Acropora hyacinthus is a species of Acropora described from a specimen collected in Fiji by James Dwight Dana in 1846. It is thought to have a range that includes the Indian Ocean, the Indo-Pacific waters, southeast Asia, Japan, the East China Sea and the western Pacific Ocean. It lives on shallow reefs on upper reef slopes, and is found from depths of 1–25 m. Crown-of-thorns starfish preferentially prey upon Acropora corals.

Description
Acropora hyacinthus occurs in plate- or table-shaped wide colonies that consist of a number of thin branches in a lattice structure. It has strongly inclined branchlets. A. hyacinthus has axial dominant branches, i.e. each branch has a large dominant axial corallite with much smaller cup-shaped radial corallites. The corallites on specimens of Acropora hyacinthus are often darker than the main branch structure. The species looks similar to many tabular Acropora species and is often misidentified in the field.

Growth rate

 Branching corals of the genus Acropora are among the fastest-growing taxa on most coral reefs.

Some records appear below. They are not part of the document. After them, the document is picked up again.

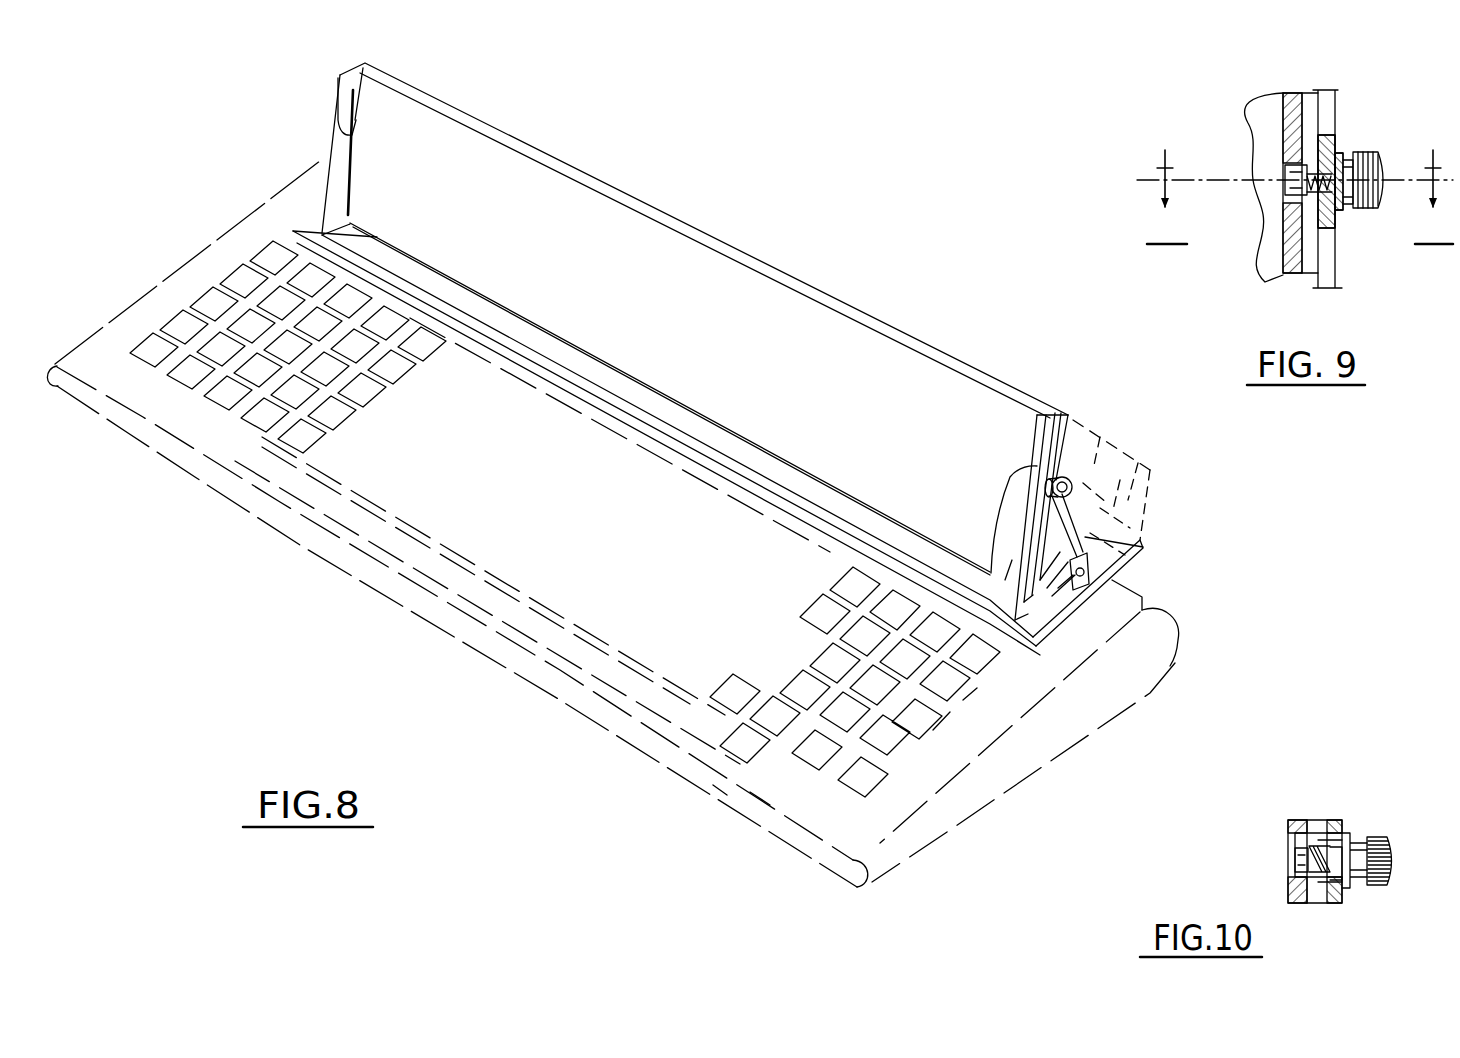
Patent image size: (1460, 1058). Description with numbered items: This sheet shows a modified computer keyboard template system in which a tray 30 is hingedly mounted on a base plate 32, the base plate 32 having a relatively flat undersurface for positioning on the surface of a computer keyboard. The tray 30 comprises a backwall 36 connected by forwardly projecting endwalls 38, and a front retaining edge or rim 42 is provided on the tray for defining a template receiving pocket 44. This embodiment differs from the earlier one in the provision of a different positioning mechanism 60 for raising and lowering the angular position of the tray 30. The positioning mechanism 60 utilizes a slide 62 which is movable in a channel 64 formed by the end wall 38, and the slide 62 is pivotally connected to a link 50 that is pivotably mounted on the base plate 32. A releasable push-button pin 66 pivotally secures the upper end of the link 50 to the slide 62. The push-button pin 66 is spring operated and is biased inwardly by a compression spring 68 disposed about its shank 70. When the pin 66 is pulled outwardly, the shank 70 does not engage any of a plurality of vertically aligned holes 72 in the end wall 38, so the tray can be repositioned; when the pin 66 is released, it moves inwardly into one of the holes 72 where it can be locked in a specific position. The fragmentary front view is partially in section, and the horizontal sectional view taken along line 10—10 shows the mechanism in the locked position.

In FIG. 8, the tray 30 is at (695, 350).
In FIG. 8, the base plate 32 is at (1060, 608).
In FIG. 8, the backwall 36 is at (628, 196).
In FIG. 8, the endwall 38 is at (352, 87).
In FIG. 9, the endwall 38 is at (1293, 93).
In FIG. 10, the endwall 38 is at (1300, 820).
In FIG. 8, the front retaining edge or rim 42 is at (487, 317).
In FIG. 8, the template receiving pocket 44 is at (421, 165).
In FIG. 8, the link 50 is at (1147, 547).
In FIG. 9, the link 50 is at (1327, 257).
In FIG. 10, the link 50 is at (1340, 845).
In FIG. 8, the positioning mechanism 60 is at (1069, 498).
In FIG. 9, the positioning mechanism 60 is at (1303, 173).
In FIG. 10, the positioning mechanism 60 is at (1309, 856).
In FIG. 8, the slide 62 is at (1053, 465).
In FIG. 10, the slide 62 is at (1352, 852).
In FIG. 8, the channel 64 is at (1062, 412).
In FIG. 10, the channel 64 is at (1323, 892).
In FIG. 8, the releasable push-button pin 66 is at (1068, 488).
In FIG. 9, the releasable push-button pin 66 is at (1368, 152).
In FIG. 10, the releasable push-button pin 66 is at (1378, 895).
In FIG. 9, the compression spring 68 is at (1312, 200).
In FIG. 10, the compression spring 68 is at (1323, 832).
In FIG. 9, the shank 70 is at (1287, 181).
In FIG. 10, the shank 70 is at (1297, 860).
In FIG. 8, the vertically aligned holes 72 is at (1037, 503).
In FIG. 9, the vertically aligned holes 72 is at (1290, 120).
In FIG. 9, the section line 10- 10 is at (1300, 198).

 A. hyacinthus, average growth rates range from \3 to 10 cm diameter increase per year, with much of this variation thought to be a response to temperature, in addition to competition and other abiotic and biotic factors (Tomascik et al. 1996; Wakeford et al. 2008;Linares et al. 2011).

Distribution
Like most corals,  Acropora hyacinthus is classed as a data deficient species on the IUCN Red List, but it is believed that its population is decreasing in line with the global decline in reefs, and it is listed under Appendix II of CITES. Figures of its population are unknown, but is likely to be threatened by the global reduction of coral reefs, the increase of temperature causing coral bleaching, climate change, human activity, the crown-of-thorns starfish (Acanthaster planci) and disease. It occurs at depths from  on the upper slopes of shallow reefs. It occurs in the Indian Ocean, the Indo-Pacific waters, southeast Asia, Japan, the East China Sea, Australia, and the western Pacific Ocean.

Taxonomy
The species was originally described by James Dwight Dana in 1846 as Madrepora hyacinthus. Currently this species is considered to be a species complex, with many of the synonyms being called into question.